O levantamento de dados abrangeu o período de dois anos, compreendido entre janeiro de 2006 a dezembro de 2007.

Coleta dos dados das uroculturas e antibiograma

A coleta de dados foi realizada por meio de consulta ao banco de dados de exames realizados pelo Laboratório de Microbiologia Clínica da Faculdade de Farmácia da UNOESTE, que atende grande parte da população de Presidente Prudente. As uroculturas foram realizadas de forma quantitativa, semeando-se, com alça calibrada, volumes de 0,001 ml em ágar MacConkey e 0,01 ml de urina em ágar cystine lactose electrolyte deficient (CLED). São consideradas positivas as uroculturas com contagem de colônias > 100 mil unidades formadoras de colônia (UFC)/ml de urina, após incubação em estufa bacteriológica. O antibiograma foi realizado por meio do método da difusão em ágar Muller-Hinton previamente semeado com a bactéria-teste. Após incubação, o diâmetro dos halos de inibição ao redor de cada disco de antibiótico é medido para posterior confirmação de sensibilidade ou resistência. Os antibióticos rotineiramente avaliados contra enterobactérias são: amoxicilina + clavulanato; ampicilina, aztreonam, cefalotina, cefuroxima, ceftriaxona, ceftazidima, cefotaxima, cefepima, ciprofloxacina, gentamicina, nitrofurantoína, norfloxacina, sulfametoxazol + trimetoprima e tetraciclina. Para os estafilocococos, os antibióticos comumente testados são: amoxicilina + clavulanato, amicacina, cefalotina, ciprofloxacina, clindamicina, eritromicina, gentamicina, nitrofurantoína, norfloxacina, penicilina, rifampicina, sulfametoxazol + trimetoprima, teicoplamina, tetraciclina e vancomicina(18).

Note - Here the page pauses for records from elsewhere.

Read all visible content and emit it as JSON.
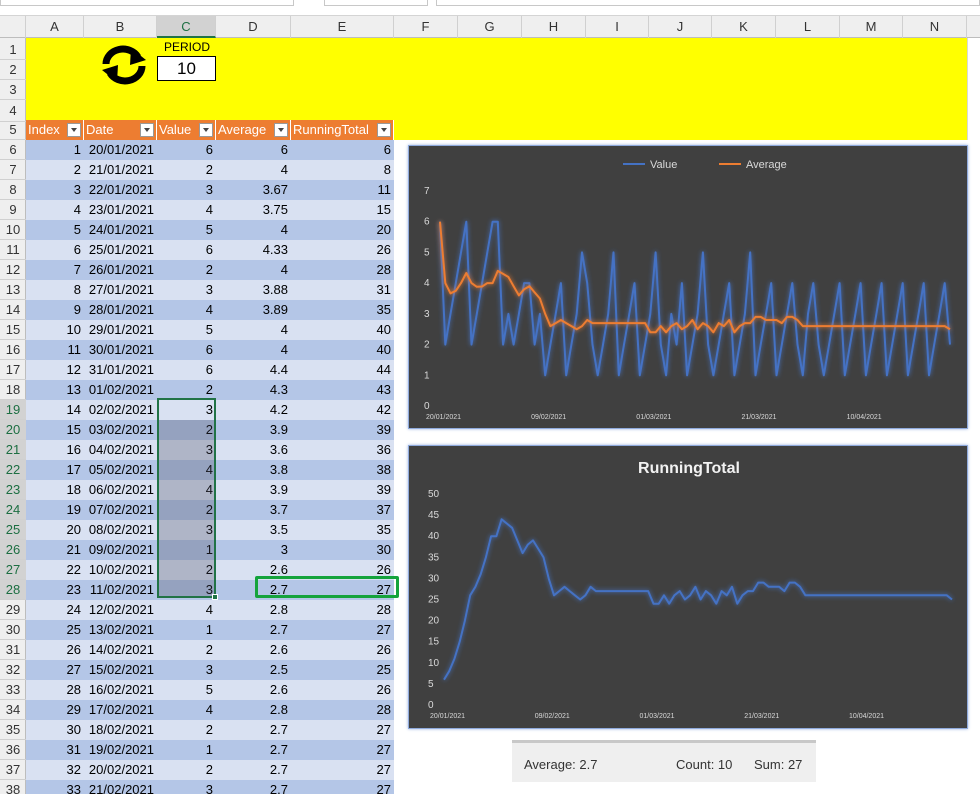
{
  "columns": [
    "A",
    "B",
    "C",
    "D",
    "E",
    "F",
    "G",
    "H",
    "I",
    "J",
    "K",
    "L",
    "M",
    "N"
  ],
  "selected_column": "C",
  "rows": [
    "1",
    "2",
    "3",
    "4",
    "5",
    "6",
    "7",
    "8",
    "9",
    "10",
    "11",
    "12",
    "13",
    "14",
    "15",
    "16",
    "17",
    "18",
    "19",
    "20",
    "21",
    "22",
    "23",
    "24",
    "25",
    "26",
    "27",
    "28",
    "29",
    "30",
    "31",
    "32",
    "33",
    "34",
    "35",
    "36",
    "37",
    "38"
  ],
  "selected_rows": [
    "19",
    "20",
    "21",
    "22",
    "23",
    "24",
    "25",
    "26",
    "27",
    "28"
  ],
  "period": {
    "label": "PERIOD",
    "value": "10"
  },
  "refresh_icon": "refresh-icon",
  "table": {
    "headers": [
      "Index",
      "Date",
      "Value",
      "Average",
      "RunningTotal"
    ],
    "rows": [
      [
        "1",
        "20/01/2021",
        "6",
        "6",
        "6"
      ],
      [
        "2",
        "21/01/2021",
        "2",
        "4",
        "8"
      ],
      [
        "3",
        "22/01/2021",
        "3",
        "3.67",
        "11"
      ],
      [
        "4",
        "23/01/2021",
        "4",
        "3.75",
        "15"
      ],
      [
        "5",
        "24/01/2021",
        "5",
        "4",
        "20"
      ],
      [
        "6",
        "25/01/2021",
        "6",
        "4.33",
        "26"
      ],
      [
        "7",
        "26/01/2021",
        "2",
        "4",
        "28"
      ],
      [
        "8",
        "27/01/2021",
        "3",
        "3.88",
        "31"
      ],
      [
        "9",
        "28/01/2021",
        "4",
        "3.89",
        "35"
      ],
      [
        "10",
        "29/01/2021",
        "5",
        "4",
        "40"
      ],
      [
        "11",
        "30/01/2021",
        "6",
        "4",
        "40"
      ],
      [
        "12",
        "31/01/2021",
        "6",
        "4.4",
        "44"
      ],
      [
        "13",
        "01/02/2021",
        "2",
        "4.3",
        "43"
      ],
      [
        "14",
        "02/02/2021",
        "3",
        "4.2",
        "42"
      ],
      [
        "15",
        "03/02/2021",
        "2",
        "3.9",
        "39"
      ],
      [
        "16",
        "04/02/2021",
        "3",
        "3.6",
        "36"
      ],
      [
        "17",
        "05/02/2021",
        "4",
        "3.8",
        "38"
      ],
      [
        "18",
        "06/02/2021",
        "4",
        "3.9",
        "39"
      ],
      [
        "19",
        "07/02/2021",
        "2",
        "3.7",
        "37"
      ],
      [
        "20",
        "08/02/2021",
        "3",
        "3.5",
        "35"
      ],
      [
        "21",
        "09/02/2021",
        "1",
        "3",
        "30"
      ],
      [
        "22",
        "10/02/2021",
        "2",
        "2.6",
        "26"
      ],
      [
        "23",
        "11/02/2021",
        "3",
        "2.7",
        "27"
      ],
      [
        "24",
        "12/02/2021",
        "4",
        "2.8",
        "28"
      ],
      [
        "25",
        "13/02/2021",
        "1",
        "2.7",
        "27"
      ],
      [
        "26",
        "14/02/2021",
        "2",
        "2.6",
        "26"
      ],
      [
        "27",
        "15/02/2021",
        "3",
        "2.5",
        "25"
      ],
      [
        "28",
        "16/02/2021",
        "5",
        "2.6",
        "26"
      ],
      [
        "29",
        "17/02/2021",
        "4",
        "2.8",
        "28"
      ],
      [
        "30",
        "18/02/2021",
        "2",
        "2.7",
        "27"
      ],
      [
        "31",
        "19/02/2021",
        "1",
        "2.7",
        "27"
      ],
      [
        "32",
        "20/02/2021",
        "2",
        "2.7",
        "27"
      ],
      [
        "33",
        "21/02/2021",
        "3",
        "2.7",
        "27"
      ]
    ]
  },
  "status": {
    "average": "Average: 2.7",
    "count": "Count: 10",
    "sum": "Sum: 27"
  },
  "colors": {
    "value_series": "#4472c4",
    "average_series": "#ed7d31",
    "table_header": "#ed7d31",
    "banner": "#ffff00",
    "selection": "#217346",
    "highlight": "#14a33c",
    "chart_bg": "#404040"
  },
  "chart_data": [
    {
      "type": "line",
      "title": "",
      "legend": "top",
      "ylim": [
        0,
        7
      ],
      "yticks": [
        "0",
        "1",
        "2",
        "3",
        "4",
        "5",
        "6",
        "7"
      ],
      "xtick_labels": [
        "20/01/2021",
        "09/02/2021",
        "01/03/2021",
        "21/03/2021",
        "10/04/2021"
      ],
      "xtick_index": [
        0,
        20,
        40,
        60,
        80
      ],
      "n_points": 98,
      "series": [
        {
          "name": "Value",
          "values": [
            6,
            2,
            3,
            4,
            5,
            6,
            2,
            3,
            4,
            5,
            6,
            6,
            2,
            3,
            2,
            3,
            4,
            4,
            2,
            3,
            1,
            2,
            3,
            4,
            1,
            2,
            3,
            5,
            4,
            2,
            1,
            2,
            3,
            5,
            1,
            2,
            3,
            4,
            1,
            2,
            3,
            5,
            2,
            1,
            3,
            2,
            4,
            1,
            2,
            3,
            5,
            2,
            1,
            2,
            3,
            4,
            1,
            2,
            3,
            5,
            1,
            2,
            3,
            4,
            1,
            2,
            3,
            4,
            2,
            1,
            3,
            4,
            2,
            1,
            2,
            3,
            4,
            1,
            2,
            3,
            4,
            1,
            2,
            3,
            4,
            1,
            2,
            3,
            4,
            1,
            2,
            3,
            4,
            1,
            2,
            3,
            4,
            2
          ]
        },
        {
          "name": "Average",
          "values": [
            6,
            4,
            3.67,
            3.75,
            4,
            4.33,
            4,
            3.88,
            3.89,
            4,
            4,
            4.4,
            4.3,
            4.2,
            3.9,
            3.6,
            3.8,
            3.9,
            3.7,
            3.5,
            3,
            2.6,
            2.7,
            2.8,
            2.7,
            2.6,
            2.5,
            2.6,
            2.8,
            2.7,
            2.7,
            2.7,
            2.7,
            2.7,
            2.7,
            2.7,
            2.7,
            2.7,
            2.7,
            2.7,
            2.4,
            2.4,
            2.6,
            2.4,
            2.6,
            2.7,
            2.5,
            2.6,
            2.8,
            2.5,
            2.7,
            2.6,
            2.4,
            2.7,
            2.6,
            2.8,
            2.4,
            2.6,
            2.7,
            2.7,
            2.9,
            2.9,
            2.8,
            2.8,
            2.8,
            2.7,
            2.9,
            2.9,
            2.8,
            2.6,
            2.6,
            2.6,
            2.6,
            2.6,
            2.6,
            2.6,
            2.6,
            2.6,
            2.6,
            2.6,
            2.6,
            2.6,
            2.6,
            2.6,
            2.6,
            2.6,
            2.6,
            2.6,
            2.6,
            2.6,
            2.6,
            2.6,
            2.6,
            2.6,
            2.6,
            2.6,
            2.6,
            2.5
          ]
        }
      ]
    },
    {
      "type": "line",
      "title": "RunningTotal",
      "ylim": [
        0,
        50
      ],
      "yticks": [
        "0",
        "5",
        "10",
        "15",
        "20",
        "25",
        "30",
        "35",
        "40",
        "45",
        "50"
      ],
      "xtick_labels": [
        "20/01/2021",
        "09/02/2021",
        "01/03/2021",
        "21/03/2021",
        "10/04/2021"
      ],
      "xtick_index": [
        0,
        20,
        40,
        60,
        80
      ],
      "n_points": 98,
      "series": [
        {
          "name": "RunningTotal",
          "values": [
            6,
            8,
            11,
            15,
            20,
            26,
            28,
            31,
            35,
            40,
            40,
            44,
            43,
            42,
            39,
            36,
            38,
            39,
            37,
            35,
            30,
            26,
            27,
            28,
            27,
            26,
            25,
            26,
            28,
            27,
            27,
            27,
            27,
            27,
            27,
            27,
            27,
            27,
            27,
            27,
            24,
            24,
            26,
            24,
            26,
            27,
            25,
            26,
            28,
            25,
            27,
            26,
            24,
            27,
            26,
            28,
            24,
            26,
            27,
            27,
            29,
            29,
            28,
            28,
            28,
            27,
            29,
            29,
            28,
            26,
            26,
            26,
            26,
            26,
            26,
            26,
            26,
            26,
            26,
            26,
            26,
            26,
            26,
            26,
            26,
            26,
            26,
            26,
            26,
            26,
            26,
            26,
            26,
            26,
            26,
            26,
            26,
            25
          ]
        }
      ]
    }
  ]
}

Critérios de inclusão/exclusão

Foram excluídos do trabalho os resultados de exames que, independente do motivo, não tenham sido concluídos no referido laboratório, como, por exemplo, quando há pedido de nova coleta de amostra para confirmação dos resultados e o paciente não retornou para coletar essa nova amostra. Também foram excluídos exames em duplicata, ou seja, aqueles exames do mesmo paciente, com o mesmo agente etiológico isolado e apresentando o mesmo perfil de sensibilidade dentro de um período de três meses.

Análise dos dados

Os dados coletados foram organizados, e a frequência dos principais patógenos foi determinada. Os dados referentes à sensibilidade aos antimicrobianos foram analisados e reunidos de acordo com o percentual de resistência a cada um dos antimicrobianos avaliados no exame microbiológico de rotina. Com esse percentual foi possível traçar os perfis de resistência dos principais agentes bacterianos de ITUs em Presidente Prudente, SP. Foi realizada a análise do qui-quadrado por pares com nível de significância de 5% para comparação entre as prevalências de E. coli encontradas nas diferentes faixas etárias. O software utilizado foi o Statistical Analysis System (SAS) v. 8.2.

Resultados

Entre janeiro de 2006 e dezembro de 2007, foram realizadas 12.869 uroculturas de pacientes de ambos os sexos e com idade variando de 0 a 84 anos de idade. Desse montante, 1.252 (9,73%) uroculturas apresentaram crescimento bacteriano com contagem > 100 mil UFC/ml de urina, critério utilizado para inclusão no trabalho. A análise dos dados referentes às uroculturas positivas revelou que os pacientes, na sua maioria, pertenciam ao sexo feminino (69,01%) e, com relação à idade, a maioria tinha entre 20 e 49 anos (52,95%).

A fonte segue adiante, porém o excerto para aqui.